It’s unlike Crikey to say anything good about the F-35 — and so we won’t. But we have found a problem with the plane that can’t fly, can’t shoot, can’t dogfight and isn’t ready for combat despite being designated as “combat-ready” that isn’t directly to do with the plane itself. Turns out, the helmet is looming as a potential weak link in the entire project. Huh? We’ve come a long way from the days of leather caps and goggles, of course, and the F-35 helmet is designed to be the last word in information-display systems for pilots, with an entire, massively complex data and camera system geared to individual pilots’ eye movements.

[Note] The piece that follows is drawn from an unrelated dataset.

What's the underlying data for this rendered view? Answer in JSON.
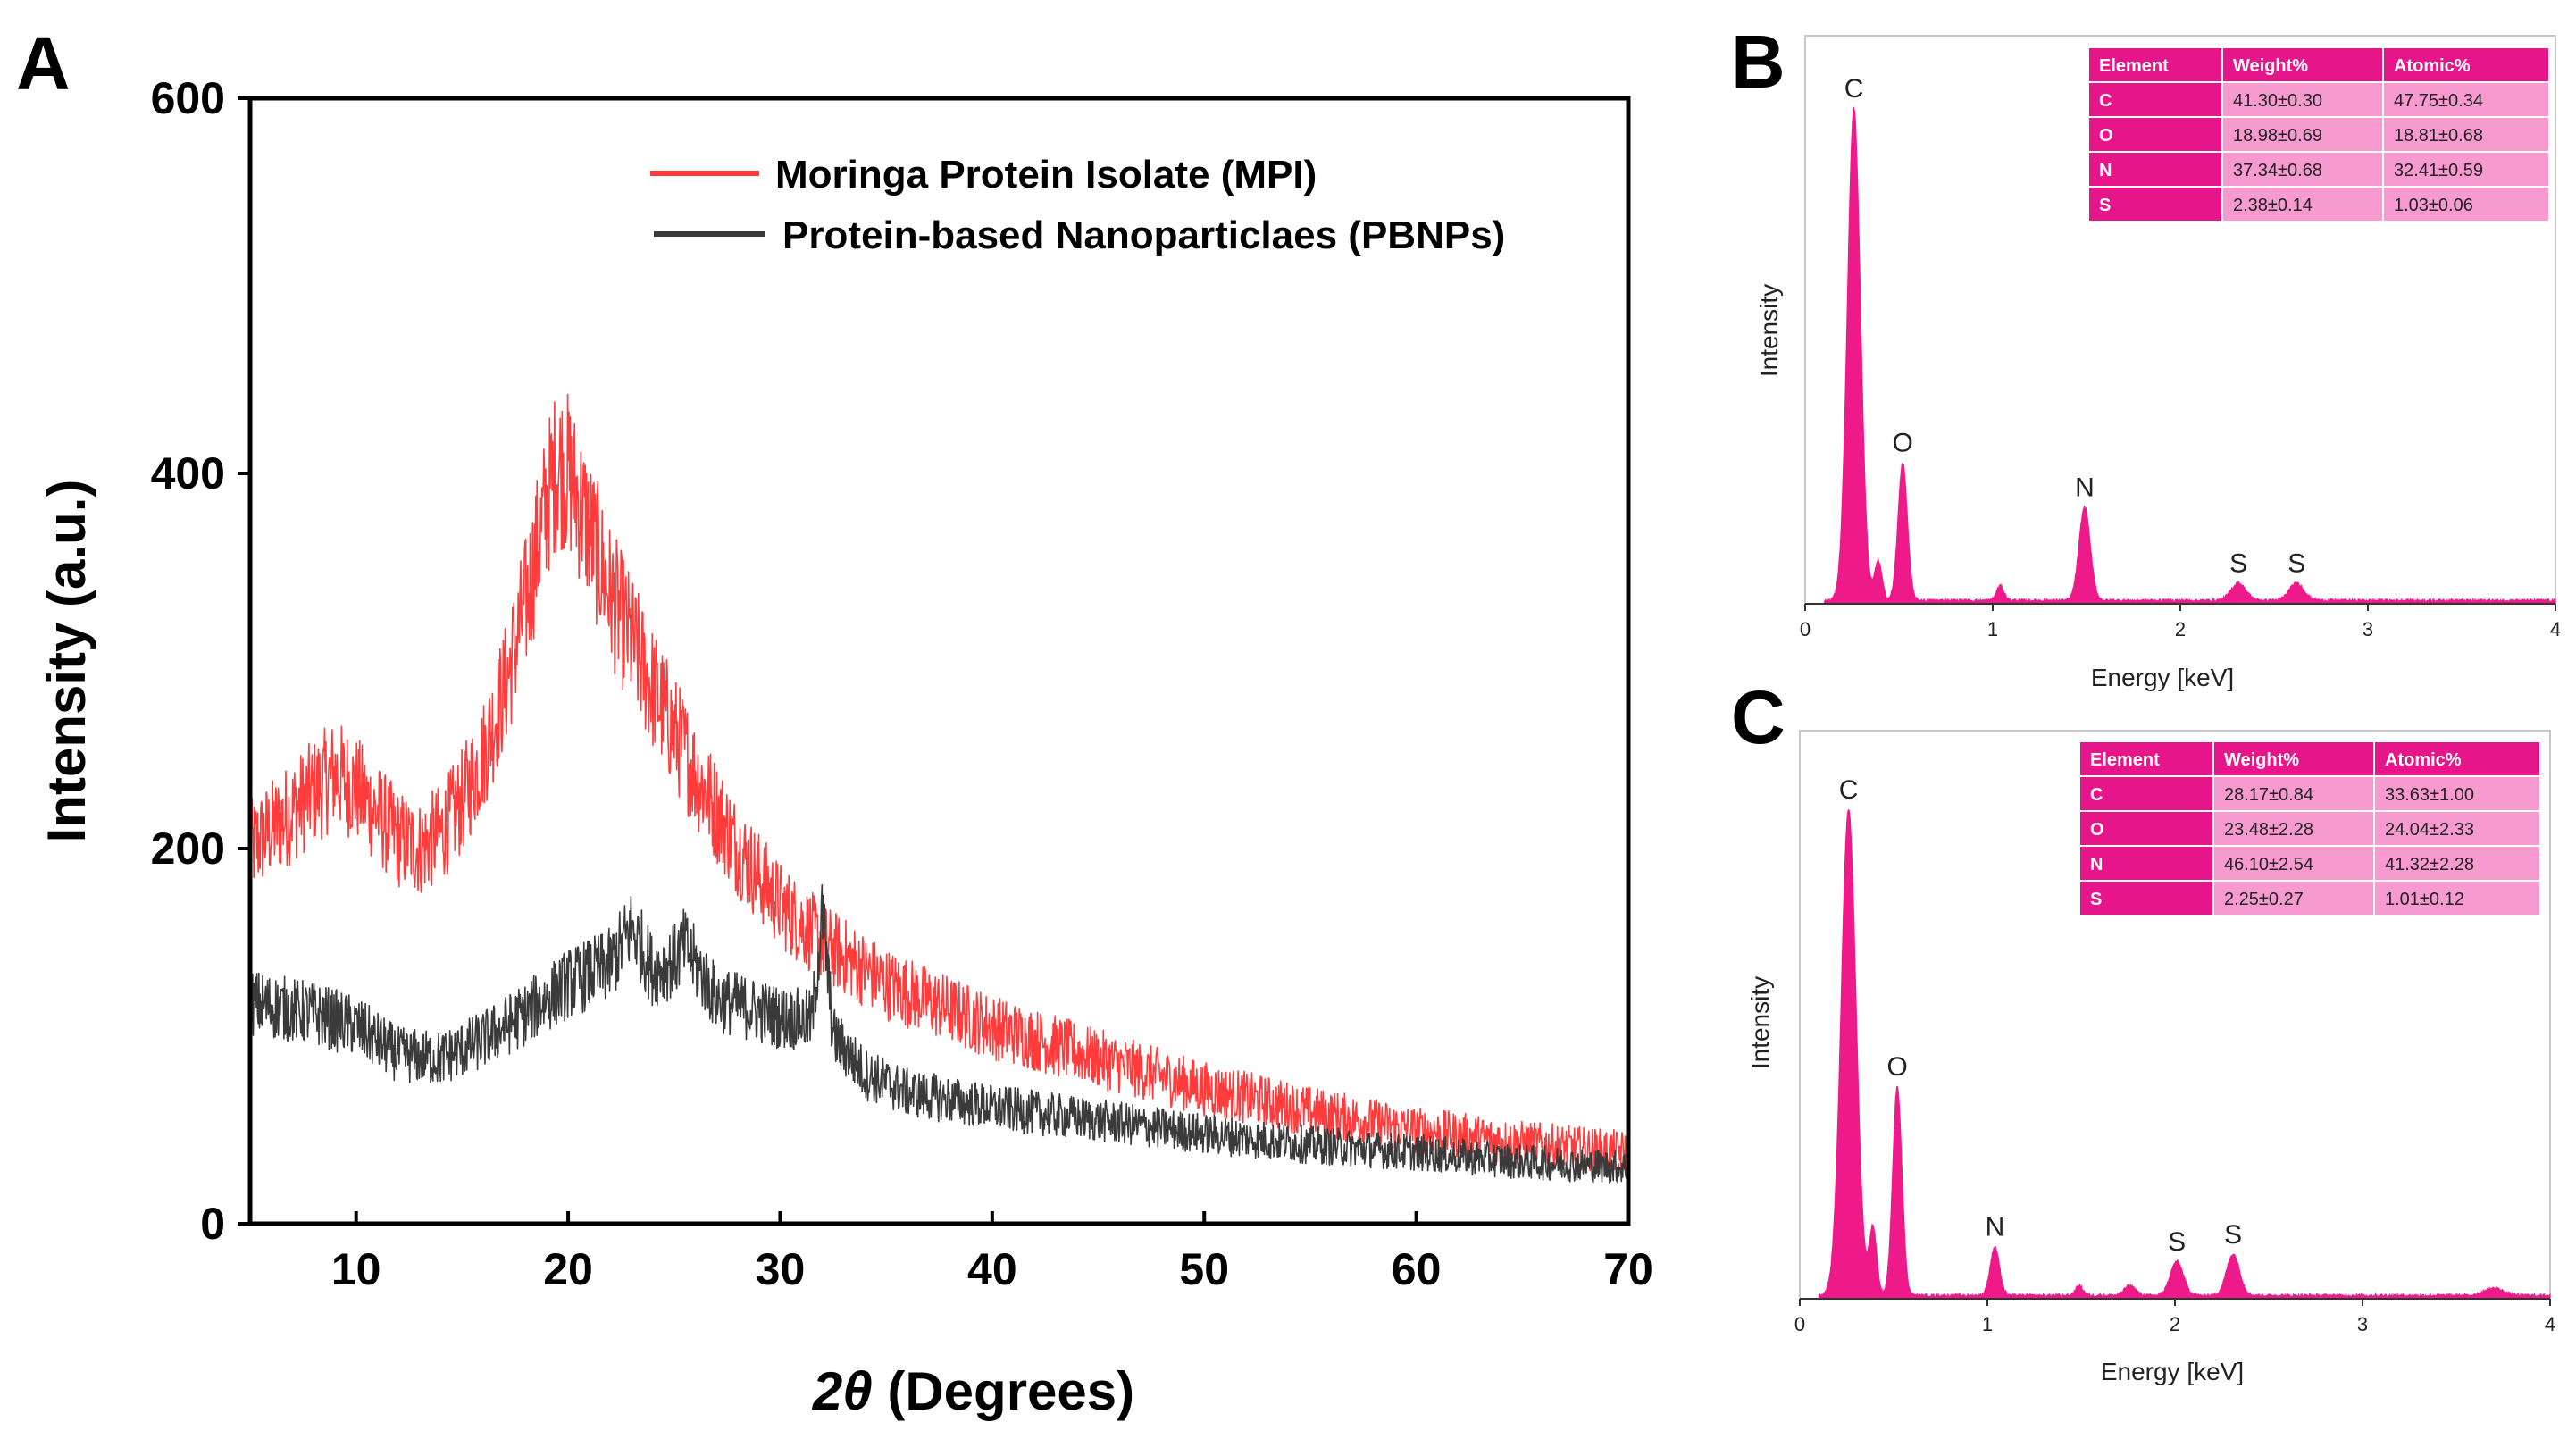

But according to The Economist, the helmets take two days to properly tailor to a pilot’s eye movements, and that can only be done by one company, Rockwell Collins. If you drop a helmet, you can’t borrow another pilot’s, because that’s been tuned to their eye movements, not yours. So if you wanted to cripple a country’s complement of F-35s, all you’d need to do is take a hammer to the pilots’ helmets, and they can’t fly — they’d have to troop off to Rockwell Collins to spend two days being fitted for some more headgear — which costs a mere $400,000 a pop. Same deal if the equipment-laden helmets develop a fault — unless you have a spare, you’re not in the air.
Then there’s the problem that the helmets are so large that pilots have complained of not being able to move their heads inside the cockpit. And at 2.4 kilograms, the helmets are heavy enough to severely or even fatally damage a pilot’s cervical spine if they have to eject. All things considered, it seems the Flying Heap of Crap really is not merely too expensive but too dangerous to ever send into actual combat.